Les actes du congrès de Nice sont désormais publiés, grâce à la diligence de Thierry Kouamé et de Cédric Giraud, responsables des publications, et à la relecture attentive des membres du comité scientifique et du comité éditorial (Philippe Jansen et Michel Lauwers). Pour la publication des actes du congrès de Lyon, la date limite pour la remise des communications est fixée au 1er novembre. Un résumé a été demandé aux auteurs, résumé qui sera traduit en anglais. Jean-Patrice Boudet s’interroge sur les modalités de la nomination des membres du comité scientifique de chaque congrès. Régine le Jan explique que, outre des membres du Bureau et de l’institution d’accueil, sont conviés les spécialistes de chaque domaine scientifique, avec un équilibre à assurer entre les périodes et entre les espaces.

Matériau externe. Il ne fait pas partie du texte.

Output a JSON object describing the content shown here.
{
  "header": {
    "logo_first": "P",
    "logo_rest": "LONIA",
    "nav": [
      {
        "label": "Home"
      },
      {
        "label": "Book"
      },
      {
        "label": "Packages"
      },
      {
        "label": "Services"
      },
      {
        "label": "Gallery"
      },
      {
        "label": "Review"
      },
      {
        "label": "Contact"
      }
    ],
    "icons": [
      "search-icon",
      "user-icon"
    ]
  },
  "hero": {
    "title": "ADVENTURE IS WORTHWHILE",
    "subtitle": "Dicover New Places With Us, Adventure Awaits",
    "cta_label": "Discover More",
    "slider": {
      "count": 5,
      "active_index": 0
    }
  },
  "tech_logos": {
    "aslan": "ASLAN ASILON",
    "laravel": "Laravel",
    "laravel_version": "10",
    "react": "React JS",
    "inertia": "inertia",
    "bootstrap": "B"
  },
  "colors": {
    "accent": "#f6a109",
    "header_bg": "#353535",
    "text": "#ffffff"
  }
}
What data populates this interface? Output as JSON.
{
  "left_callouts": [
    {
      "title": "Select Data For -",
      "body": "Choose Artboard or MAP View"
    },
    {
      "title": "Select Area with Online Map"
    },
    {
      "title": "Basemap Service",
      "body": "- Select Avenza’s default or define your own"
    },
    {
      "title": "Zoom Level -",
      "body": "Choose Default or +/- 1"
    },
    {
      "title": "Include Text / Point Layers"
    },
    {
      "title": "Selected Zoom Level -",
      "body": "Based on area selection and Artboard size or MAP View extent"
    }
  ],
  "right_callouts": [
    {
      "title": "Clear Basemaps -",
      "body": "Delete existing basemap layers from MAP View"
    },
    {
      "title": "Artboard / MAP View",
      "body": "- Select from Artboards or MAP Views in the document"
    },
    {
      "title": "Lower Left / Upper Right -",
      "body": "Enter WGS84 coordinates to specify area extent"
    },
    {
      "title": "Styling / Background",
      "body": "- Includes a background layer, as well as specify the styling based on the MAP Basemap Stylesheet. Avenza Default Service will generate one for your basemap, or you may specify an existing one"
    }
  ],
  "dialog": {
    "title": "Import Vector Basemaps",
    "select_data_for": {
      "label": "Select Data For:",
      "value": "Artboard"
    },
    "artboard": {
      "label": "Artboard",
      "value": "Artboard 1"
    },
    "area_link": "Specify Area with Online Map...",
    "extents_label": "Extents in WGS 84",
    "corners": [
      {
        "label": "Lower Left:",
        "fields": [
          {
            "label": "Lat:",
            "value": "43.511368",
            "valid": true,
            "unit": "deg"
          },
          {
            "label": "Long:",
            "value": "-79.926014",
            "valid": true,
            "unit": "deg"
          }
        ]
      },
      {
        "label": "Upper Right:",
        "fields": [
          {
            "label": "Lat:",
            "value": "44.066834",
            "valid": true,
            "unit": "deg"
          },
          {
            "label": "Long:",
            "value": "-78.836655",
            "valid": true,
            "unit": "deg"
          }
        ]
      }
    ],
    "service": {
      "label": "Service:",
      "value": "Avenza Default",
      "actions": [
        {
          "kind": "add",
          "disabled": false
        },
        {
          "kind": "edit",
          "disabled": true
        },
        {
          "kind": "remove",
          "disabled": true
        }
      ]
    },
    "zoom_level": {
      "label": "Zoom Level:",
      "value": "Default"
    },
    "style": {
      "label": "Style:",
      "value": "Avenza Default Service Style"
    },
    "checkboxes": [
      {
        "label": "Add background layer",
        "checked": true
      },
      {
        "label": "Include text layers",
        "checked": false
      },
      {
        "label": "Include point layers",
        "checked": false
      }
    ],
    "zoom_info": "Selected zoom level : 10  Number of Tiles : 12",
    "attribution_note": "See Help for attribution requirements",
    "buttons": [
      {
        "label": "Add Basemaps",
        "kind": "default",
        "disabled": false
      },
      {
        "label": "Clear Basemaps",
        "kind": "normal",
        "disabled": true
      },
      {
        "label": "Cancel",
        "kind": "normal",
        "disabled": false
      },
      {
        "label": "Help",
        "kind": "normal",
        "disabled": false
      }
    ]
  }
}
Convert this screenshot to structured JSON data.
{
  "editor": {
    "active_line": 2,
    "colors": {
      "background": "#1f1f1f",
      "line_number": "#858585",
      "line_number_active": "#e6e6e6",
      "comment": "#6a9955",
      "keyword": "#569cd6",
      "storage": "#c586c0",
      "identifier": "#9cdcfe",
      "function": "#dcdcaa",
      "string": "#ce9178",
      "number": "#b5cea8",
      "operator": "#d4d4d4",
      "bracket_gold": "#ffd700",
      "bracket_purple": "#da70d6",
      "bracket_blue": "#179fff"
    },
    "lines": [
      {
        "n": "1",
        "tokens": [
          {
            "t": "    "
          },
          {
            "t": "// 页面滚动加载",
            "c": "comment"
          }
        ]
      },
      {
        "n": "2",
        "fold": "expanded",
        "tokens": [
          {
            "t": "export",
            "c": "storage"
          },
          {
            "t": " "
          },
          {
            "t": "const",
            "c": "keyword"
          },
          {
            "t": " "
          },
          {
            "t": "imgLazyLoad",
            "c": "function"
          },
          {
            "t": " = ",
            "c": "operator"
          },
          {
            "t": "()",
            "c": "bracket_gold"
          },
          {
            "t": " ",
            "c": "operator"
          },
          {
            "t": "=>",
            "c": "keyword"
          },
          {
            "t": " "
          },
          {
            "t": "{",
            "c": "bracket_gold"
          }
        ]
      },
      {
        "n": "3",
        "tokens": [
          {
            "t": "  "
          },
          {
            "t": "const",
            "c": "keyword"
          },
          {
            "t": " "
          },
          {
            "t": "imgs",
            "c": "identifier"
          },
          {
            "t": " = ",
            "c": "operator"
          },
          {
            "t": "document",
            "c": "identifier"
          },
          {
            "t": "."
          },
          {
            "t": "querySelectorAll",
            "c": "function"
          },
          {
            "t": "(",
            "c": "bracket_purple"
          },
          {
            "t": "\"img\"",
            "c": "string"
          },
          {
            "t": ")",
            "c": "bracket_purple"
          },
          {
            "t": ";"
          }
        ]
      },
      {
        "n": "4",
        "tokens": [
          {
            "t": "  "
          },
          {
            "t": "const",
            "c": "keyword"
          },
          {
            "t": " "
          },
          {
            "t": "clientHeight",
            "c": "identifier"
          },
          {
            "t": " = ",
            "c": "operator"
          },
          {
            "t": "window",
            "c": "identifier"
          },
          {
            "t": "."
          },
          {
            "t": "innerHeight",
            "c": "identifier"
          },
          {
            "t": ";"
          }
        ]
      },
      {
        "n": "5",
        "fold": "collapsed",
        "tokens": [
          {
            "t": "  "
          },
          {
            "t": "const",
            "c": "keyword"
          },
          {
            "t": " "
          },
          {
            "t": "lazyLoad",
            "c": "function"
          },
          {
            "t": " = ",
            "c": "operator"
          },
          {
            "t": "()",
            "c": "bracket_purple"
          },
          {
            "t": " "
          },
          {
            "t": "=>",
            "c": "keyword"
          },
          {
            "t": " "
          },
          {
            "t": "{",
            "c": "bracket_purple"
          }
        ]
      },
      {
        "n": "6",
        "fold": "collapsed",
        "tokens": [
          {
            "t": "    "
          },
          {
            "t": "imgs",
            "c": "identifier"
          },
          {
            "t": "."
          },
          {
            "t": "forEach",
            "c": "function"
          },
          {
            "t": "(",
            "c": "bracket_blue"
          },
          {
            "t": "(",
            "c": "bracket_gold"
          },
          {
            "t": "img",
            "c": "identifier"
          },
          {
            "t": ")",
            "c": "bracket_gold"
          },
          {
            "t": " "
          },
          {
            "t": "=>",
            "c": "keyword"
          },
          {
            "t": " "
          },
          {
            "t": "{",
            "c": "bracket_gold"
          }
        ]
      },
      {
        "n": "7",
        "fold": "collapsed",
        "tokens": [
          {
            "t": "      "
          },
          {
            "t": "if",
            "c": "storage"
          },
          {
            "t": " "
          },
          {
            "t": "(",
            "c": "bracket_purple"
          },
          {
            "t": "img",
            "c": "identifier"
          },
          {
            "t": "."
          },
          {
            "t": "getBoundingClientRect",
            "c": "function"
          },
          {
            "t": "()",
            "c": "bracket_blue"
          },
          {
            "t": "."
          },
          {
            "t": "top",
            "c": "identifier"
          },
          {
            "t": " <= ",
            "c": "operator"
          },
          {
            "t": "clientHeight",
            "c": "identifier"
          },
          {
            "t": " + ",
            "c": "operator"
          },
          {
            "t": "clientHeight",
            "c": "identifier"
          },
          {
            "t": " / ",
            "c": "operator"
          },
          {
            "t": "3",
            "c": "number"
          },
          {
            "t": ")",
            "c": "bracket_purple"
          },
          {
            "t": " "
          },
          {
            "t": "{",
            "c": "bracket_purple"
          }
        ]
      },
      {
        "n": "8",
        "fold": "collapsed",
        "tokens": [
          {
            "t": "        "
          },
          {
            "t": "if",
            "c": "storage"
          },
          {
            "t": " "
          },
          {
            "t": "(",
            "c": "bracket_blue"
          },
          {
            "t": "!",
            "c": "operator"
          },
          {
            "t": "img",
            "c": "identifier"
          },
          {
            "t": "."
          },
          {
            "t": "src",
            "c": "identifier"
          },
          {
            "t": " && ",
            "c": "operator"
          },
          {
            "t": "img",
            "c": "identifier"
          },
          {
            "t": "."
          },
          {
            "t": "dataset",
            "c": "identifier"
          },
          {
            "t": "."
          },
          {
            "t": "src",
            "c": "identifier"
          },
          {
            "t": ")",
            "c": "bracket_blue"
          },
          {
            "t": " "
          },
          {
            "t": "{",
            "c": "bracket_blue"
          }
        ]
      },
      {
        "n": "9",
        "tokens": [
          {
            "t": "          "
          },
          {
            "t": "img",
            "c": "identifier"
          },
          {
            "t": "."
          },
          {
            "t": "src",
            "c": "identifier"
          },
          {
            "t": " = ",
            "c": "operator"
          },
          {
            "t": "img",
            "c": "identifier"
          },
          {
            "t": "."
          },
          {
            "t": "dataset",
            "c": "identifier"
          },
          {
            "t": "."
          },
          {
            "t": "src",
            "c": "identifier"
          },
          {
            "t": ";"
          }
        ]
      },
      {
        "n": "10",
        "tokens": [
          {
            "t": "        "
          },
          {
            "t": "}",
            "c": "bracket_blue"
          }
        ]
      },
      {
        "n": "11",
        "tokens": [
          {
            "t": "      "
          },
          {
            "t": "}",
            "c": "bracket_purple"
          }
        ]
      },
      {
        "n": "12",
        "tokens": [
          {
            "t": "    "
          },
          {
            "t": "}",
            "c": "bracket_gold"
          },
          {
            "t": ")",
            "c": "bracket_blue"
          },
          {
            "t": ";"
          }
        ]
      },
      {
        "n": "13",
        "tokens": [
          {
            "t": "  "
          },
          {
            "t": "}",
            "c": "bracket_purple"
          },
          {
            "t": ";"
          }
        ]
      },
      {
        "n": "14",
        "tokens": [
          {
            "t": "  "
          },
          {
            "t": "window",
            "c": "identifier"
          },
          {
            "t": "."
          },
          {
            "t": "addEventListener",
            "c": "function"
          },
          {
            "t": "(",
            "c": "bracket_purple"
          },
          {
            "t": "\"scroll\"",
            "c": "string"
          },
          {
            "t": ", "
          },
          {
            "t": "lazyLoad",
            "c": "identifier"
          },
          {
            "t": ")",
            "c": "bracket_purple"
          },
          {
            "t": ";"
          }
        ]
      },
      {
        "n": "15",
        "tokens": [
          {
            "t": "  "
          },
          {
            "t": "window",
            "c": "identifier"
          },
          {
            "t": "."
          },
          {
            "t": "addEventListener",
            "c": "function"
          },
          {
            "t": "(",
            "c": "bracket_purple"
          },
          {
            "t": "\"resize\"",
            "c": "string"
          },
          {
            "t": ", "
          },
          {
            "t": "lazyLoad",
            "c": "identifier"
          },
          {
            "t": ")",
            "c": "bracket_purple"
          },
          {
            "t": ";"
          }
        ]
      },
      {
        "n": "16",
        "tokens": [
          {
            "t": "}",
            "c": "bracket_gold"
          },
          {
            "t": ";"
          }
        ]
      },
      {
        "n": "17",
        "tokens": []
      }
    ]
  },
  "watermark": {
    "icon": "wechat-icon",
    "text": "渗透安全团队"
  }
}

Aude Mairey présente la mise en ligne sur le site Persée des actes des congrès de la SHMESP, accessibles depuis plusieurs mois. Une autorisation de publication en ligne sera désormais demandée aux auteurs participant aux congrès.

Le site internet de la SHMESP a été revu par un informaticien. En revanche, la base bibliographique, ancienne, doit être rénovée prochainement. Il faut réfléchir notamment à la question de l’indexation des ouvrages et articles.

Bilan du CNRS

Véronique Gazeau rappelle que le nouveau directeur des SHS est Patrice Bourdelais. Les directeurs adjoints scientifiques sont : François-Joseph Ruggiu (professeur d’histoire moderne, Paris-Sorbonne) et Françoise Le Mort (CR1, membre de l’UMR Archéorient de Lyon, spécialiste des pratiques funéraires au Proche-Orient, de l’Epipaléolithique au Chalcolithique). Les SHS connaissent une situation d’attente. Les nouvelles orientations de la politique scientifique tardent à être dévoilées. Une des priorités concerne la traduction des publications en anglais.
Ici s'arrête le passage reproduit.